Coupled with a knife found by the riverside by a local angler, Constable Whyte believes it is “indicative” that poachers may have tried their luck at the well-known fishing spot.
He will later get in touch with the river bailiffs and boards, as well as the landowner to alert them – and to encourage them to remain vigilant.
It is just one of the estates between Crathes and Potarch visited on the patrol, giving the two officers the chance to check-in with the ghillies they often rely on to protect the north-east’s rivers from those who are plundering the salmon and fresh water pearl mussel stocks.
Constable Lafferty said: “If things are happening, these are the guys that hear about it.
“Without the good relationships we have with the river boards and bailiffs, we would not be able to put on targeted, effective patrols at all.
“We do heavily rely on the intelligence coming in from all sources – from the milkman and the postman to all the other people who know the lay of the land intimately – to let us know if they’re seeing something that’s not in their normal day-to-day realm.”
Officers carry out joint patrols with the river bailiffs if they suspect poachers may be in the area from information gathered from various intelligence sources – such as the automatic number plate registration (ANPR) cameras on the A90 Aberdeen to Dundee road.
Information is being gathered about one particular organised gang, who keep returning to the Deeside area to net salmon. Different from the rod and line poachers, these people put a net right across the river before making off with huge catches of the fish.
Constable Whyte, who is Aberdeenshire and Moray division’s only full-time wildlife officer, said: “We’ve got a well-known gang that targets the rivers up here. We know where they are from and we’ve things like ANPR checks in place. If there’s intelligence that gives us an idea they are in the area, we can use that to our advantage.
“We heavily rely on the work with the river bailiffs and various boards to give us the heads up when they think they are likely to be hit by the netting gangs. As soon as we know they are in the area, we can react and start patrols to catch these guys.”
Constable Lafferty added: “They wouldn’t keep coming back if they were not getting a significant amount of fish.
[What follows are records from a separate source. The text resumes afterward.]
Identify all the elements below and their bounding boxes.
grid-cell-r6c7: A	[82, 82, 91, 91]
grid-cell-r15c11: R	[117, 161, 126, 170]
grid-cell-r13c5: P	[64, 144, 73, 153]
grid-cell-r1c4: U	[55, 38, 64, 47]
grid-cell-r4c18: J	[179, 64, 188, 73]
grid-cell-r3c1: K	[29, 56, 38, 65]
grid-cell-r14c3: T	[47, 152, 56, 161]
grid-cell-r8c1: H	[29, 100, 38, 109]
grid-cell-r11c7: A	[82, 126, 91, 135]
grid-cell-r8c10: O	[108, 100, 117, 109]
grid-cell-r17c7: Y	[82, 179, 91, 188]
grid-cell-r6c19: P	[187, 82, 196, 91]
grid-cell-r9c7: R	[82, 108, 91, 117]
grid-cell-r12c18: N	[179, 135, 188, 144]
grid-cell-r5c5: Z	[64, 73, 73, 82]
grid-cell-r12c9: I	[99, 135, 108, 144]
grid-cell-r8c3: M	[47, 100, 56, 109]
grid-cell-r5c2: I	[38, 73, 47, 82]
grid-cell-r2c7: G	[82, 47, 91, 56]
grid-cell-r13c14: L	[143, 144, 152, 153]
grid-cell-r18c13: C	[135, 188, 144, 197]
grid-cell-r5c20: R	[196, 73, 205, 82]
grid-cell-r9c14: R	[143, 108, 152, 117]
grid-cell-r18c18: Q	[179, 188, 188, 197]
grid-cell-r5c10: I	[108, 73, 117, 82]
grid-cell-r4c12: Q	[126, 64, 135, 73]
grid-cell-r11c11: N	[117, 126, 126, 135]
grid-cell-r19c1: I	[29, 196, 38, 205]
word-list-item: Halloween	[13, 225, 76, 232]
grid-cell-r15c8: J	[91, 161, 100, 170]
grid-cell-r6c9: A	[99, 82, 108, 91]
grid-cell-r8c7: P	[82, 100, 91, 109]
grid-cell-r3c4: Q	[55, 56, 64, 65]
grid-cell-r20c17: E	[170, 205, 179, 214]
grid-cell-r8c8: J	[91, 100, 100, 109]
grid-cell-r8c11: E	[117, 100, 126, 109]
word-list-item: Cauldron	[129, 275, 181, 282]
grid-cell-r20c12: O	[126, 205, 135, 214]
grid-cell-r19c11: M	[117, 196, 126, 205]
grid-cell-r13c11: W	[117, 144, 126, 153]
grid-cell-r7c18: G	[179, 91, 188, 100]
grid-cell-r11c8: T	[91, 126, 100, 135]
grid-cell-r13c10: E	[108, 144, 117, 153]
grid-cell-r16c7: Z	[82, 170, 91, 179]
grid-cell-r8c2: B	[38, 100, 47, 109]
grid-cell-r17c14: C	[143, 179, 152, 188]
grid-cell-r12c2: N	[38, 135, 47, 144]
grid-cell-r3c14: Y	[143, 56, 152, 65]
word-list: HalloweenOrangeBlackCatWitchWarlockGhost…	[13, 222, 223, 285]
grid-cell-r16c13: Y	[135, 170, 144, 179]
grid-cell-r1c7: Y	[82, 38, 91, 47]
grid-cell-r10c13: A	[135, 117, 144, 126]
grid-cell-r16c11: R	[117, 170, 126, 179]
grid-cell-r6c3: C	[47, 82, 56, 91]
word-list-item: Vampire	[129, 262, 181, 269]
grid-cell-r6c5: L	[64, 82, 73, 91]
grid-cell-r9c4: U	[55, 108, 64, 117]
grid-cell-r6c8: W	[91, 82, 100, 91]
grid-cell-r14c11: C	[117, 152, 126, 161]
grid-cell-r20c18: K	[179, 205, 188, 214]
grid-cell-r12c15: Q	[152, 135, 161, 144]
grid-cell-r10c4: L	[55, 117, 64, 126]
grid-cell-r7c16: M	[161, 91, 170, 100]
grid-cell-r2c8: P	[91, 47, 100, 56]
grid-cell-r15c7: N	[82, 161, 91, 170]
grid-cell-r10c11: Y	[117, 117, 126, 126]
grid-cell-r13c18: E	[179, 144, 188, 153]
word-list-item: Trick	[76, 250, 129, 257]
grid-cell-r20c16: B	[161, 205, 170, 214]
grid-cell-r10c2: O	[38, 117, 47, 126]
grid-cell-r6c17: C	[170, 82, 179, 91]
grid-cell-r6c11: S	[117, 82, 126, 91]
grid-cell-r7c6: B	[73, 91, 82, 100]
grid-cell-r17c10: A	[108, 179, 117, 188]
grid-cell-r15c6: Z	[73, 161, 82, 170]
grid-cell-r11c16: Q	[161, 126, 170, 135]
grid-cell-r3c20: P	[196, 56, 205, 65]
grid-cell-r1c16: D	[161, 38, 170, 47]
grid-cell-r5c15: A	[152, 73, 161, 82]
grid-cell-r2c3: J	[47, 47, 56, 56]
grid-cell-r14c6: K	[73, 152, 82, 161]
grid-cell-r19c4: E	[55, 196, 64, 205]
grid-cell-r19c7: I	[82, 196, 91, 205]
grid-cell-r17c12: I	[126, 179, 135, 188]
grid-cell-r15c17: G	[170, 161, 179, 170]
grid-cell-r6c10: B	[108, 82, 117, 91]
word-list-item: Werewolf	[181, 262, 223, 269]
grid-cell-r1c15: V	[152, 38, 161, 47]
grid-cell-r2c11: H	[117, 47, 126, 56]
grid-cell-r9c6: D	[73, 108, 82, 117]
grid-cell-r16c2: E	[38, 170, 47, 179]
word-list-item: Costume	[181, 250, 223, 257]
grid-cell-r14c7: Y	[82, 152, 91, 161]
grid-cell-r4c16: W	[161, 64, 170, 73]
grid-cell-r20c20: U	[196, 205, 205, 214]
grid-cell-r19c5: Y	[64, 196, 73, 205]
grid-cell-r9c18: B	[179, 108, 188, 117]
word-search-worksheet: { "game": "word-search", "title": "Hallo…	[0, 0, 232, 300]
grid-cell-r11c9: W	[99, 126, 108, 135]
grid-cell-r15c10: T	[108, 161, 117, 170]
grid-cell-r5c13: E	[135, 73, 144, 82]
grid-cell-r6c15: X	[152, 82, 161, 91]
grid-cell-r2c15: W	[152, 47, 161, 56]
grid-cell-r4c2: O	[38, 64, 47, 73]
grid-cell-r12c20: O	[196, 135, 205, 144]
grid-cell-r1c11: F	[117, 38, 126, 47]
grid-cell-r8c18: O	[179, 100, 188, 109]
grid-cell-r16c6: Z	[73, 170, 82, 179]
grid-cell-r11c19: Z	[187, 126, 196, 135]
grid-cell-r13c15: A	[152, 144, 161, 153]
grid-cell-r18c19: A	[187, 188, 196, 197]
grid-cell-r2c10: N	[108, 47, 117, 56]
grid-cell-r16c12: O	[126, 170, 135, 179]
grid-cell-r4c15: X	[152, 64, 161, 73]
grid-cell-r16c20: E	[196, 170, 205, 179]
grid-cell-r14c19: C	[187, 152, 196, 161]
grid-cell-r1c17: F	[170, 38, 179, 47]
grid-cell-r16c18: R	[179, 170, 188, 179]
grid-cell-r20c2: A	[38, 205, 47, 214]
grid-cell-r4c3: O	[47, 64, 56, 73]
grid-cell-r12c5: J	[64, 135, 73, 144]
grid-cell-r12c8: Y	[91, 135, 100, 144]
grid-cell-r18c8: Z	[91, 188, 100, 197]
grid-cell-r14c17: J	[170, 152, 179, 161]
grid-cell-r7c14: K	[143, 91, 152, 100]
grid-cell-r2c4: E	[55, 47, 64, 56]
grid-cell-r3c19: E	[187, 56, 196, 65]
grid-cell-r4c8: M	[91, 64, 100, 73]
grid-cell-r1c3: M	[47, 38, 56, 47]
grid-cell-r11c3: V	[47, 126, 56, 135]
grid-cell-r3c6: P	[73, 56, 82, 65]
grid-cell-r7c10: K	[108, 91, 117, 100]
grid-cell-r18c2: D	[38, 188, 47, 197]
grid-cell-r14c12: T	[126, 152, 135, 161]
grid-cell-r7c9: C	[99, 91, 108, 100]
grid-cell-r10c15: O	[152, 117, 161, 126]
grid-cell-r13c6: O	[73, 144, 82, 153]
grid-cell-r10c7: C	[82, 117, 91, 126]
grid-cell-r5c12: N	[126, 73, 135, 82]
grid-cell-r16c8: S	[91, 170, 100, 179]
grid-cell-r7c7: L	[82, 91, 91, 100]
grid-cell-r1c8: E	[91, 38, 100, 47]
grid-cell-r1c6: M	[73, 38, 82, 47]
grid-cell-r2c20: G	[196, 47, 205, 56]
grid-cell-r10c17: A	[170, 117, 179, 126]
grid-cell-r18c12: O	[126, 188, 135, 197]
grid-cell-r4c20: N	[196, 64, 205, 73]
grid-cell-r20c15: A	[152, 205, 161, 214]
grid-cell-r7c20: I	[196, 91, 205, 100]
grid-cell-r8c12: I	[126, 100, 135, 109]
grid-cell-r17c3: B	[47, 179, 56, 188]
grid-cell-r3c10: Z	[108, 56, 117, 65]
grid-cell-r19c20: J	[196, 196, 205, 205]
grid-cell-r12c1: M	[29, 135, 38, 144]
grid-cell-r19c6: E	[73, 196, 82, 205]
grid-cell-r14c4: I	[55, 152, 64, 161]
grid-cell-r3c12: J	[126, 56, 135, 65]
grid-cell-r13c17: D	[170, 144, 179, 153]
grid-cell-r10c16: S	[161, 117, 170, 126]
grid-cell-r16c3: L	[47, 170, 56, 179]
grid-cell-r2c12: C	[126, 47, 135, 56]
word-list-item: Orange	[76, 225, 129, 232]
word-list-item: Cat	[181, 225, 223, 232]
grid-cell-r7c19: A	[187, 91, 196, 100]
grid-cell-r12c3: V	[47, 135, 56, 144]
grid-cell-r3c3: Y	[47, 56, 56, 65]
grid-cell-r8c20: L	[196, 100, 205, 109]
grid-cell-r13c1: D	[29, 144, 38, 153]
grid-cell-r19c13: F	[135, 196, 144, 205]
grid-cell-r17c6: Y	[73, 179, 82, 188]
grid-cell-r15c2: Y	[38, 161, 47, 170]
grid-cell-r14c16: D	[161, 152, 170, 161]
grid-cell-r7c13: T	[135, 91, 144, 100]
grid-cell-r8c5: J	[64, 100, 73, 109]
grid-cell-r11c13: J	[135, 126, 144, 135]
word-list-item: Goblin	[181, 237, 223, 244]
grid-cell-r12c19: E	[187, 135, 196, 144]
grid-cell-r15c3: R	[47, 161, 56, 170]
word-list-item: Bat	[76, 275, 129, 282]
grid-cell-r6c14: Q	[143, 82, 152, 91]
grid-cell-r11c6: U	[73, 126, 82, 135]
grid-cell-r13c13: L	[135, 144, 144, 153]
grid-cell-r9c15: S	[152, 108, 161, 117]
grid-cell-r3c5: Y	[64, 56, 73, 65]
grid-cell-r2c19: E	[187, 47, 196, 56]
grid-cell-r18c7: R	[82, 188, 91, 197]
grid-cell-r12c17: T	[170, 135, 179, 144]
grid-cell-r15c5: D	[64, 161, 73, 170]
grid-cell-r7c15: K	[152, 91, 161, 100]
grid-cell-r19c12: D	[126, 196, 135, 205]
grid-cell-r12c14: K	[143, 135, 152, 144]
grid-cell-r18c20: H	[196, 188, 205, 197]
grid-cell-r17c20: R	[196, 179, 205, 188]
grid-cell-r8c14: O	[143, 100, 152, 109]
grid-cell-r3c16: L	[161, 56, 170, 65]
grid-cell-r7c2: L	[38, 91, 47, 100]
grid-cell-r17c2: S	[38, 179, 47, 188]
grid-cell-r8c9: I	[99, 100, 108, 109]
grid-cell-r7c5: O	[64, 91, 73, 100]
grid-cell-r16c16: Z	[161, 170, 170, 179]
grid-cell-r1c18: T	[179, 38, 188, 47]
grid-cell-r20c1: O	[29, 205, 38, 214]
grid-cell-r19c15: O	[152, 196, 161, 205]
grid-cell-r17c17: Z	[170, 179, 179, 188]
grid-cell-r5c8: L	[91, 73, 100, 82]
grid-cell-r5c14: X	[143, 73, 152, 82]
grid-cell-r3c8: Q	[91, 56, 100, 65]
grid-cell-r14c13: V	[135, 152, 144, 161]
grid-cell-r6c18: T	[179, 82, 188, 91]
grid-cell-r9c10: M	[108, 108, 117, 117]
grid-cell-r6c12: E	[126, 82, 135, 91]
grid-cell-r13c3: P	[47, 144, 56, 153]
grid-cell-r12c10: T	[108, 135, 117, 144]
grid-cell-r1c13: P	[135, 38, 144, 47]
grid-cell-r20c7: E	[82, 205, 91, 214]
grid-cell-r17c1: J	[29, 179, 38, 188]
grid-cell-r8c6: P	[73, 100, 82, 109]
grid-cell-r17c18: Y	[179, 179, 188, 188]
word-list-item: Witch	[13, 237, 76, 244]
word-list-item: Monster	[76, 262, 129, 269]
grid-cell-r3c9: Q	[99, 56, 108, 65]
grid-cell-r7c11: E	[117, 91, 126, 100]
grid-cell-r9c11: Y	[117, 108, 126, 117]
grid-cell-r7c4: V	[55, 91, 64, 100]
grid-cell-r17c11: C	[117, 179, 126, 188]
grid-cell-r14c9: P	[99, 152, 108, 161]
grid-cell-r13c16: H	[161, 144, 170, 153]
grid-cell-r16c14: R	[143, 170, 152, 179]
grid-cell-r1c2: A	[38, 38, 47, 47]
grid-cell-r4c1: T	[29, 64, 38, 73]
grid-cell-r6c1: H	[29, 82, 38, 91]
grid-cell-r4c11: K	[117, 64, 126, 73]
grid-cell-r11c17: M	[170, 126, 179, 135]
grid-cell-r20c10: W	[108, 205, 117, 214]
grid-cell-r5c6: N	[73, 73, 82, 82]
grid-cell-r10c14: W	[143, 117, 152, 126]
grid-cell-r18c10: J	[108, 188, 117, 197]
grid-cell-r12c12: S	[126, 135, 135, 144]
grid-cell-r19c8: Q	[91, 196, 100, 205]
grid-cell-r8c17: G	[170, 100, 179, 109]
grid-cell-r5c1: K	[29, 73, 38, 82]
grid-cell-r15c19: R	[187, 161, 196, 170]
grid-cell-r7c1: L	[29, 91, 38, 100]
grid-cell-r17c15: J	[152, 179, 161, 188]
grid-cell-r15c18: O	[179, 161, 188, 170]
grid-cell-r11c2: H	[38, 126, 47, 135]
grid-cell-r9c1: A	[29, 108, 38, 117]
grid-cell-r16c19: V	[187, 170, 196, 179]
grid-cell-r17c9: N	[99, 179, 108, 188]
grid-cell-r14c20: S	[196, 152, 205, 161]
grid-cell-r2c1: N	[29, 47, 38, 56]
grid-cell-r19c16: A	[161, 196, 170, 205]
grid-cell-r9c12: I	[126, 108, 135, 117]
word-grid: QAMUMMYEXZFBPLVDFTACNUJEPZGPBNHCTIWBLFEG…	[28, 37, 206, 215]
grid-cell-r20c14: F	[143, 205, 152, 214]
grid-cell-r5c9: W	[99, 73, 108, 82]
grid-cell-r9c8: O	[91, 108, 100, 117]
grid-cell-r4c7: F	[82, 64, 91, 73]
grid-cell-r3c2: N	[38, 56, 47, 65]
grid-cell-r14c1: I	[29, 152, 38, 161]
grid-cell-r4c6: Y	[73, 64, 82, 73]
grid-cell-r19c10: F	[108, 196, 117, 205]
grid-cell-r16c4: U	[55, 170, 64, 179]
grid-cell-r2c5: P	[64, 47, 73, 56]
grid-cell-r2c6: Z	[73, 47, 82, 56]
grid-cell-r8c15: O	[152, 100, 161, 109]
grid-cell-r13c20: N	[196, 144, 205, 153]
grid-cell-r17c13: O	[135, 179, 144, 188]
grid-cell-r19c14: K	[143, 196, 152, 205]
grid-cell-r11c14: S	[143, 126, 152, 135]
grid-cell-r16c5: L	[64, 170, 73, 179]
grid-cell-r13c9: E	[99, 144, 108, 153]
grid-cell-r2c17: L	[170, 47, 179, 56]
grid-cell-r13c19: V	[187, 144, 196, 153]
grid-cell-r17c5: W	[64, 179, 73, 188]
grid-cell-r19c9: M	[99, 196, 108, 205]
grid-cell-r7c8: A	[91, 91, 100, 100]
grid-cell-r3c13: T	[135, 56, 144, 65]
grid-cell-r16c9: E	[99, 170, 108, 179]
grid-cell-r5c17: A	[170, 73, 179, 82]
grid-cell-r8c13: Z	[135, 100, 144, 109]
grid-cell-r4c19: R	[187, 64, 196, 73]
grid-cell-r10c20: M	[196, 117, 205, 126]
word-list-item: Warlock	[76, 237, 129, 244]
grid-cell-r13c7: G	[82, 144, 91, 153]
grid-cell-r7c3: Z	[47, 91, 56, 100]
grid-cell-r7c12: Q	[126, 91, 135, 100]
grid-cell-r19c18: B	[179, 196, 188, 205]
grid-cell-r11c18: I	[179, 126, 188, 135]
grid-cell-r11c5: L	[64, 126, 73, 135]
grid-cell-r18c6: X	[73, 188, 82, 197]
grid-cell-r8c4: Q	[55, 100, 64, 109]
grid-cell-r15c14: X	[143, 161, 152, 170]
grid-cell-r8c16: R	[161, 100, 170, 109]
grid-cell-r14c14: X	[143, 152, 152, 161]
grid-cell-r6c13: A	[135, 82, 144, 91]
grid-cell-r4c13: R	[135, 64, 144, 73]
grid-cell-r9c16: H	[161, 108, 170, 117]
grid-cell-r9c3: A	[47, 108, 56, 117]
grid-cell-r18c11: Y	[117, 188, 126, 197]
It will be enough to have a significant effect on the stocks of fish, so we’ll try anything to stop them.”
Although police are keen to stamp out such activities, the officers stressed it was not a growing problem – and said sometimes, rod and line poachers were actually just ignorant of the laws around fishing.
As for fresh water pearl mussels, the team is being hyper vigilant as work to remove croys from the River Dee is due to start soon. The project needed a licence from Scottish Natural Heritage, and officers fear the process may have given away the whereabouts of the endangered molluscs.
Officers tasked with protecting the north-east’s rivers also handle inquiries about raptor persecution, hare coursing and deer poaching, and find there can be an overlap with offenders.
Constable Whyte said: “There’s a close link with river crime, a lot of the guys involved in salmon poaching are involved in other rural crimes such as hare coursing and deer poaching.
“The public takes a real interest in raptor persecution, and there’s far more birds of prey incidents being reported to us. A lot of the time there’s nothing to suggest suspicious circumstances, but people are far more concerned about it.
“Again we rely on the ghillies and landowners.
“That’s the problem with wildlife crime, it happens in remote areas so we need people to help us.”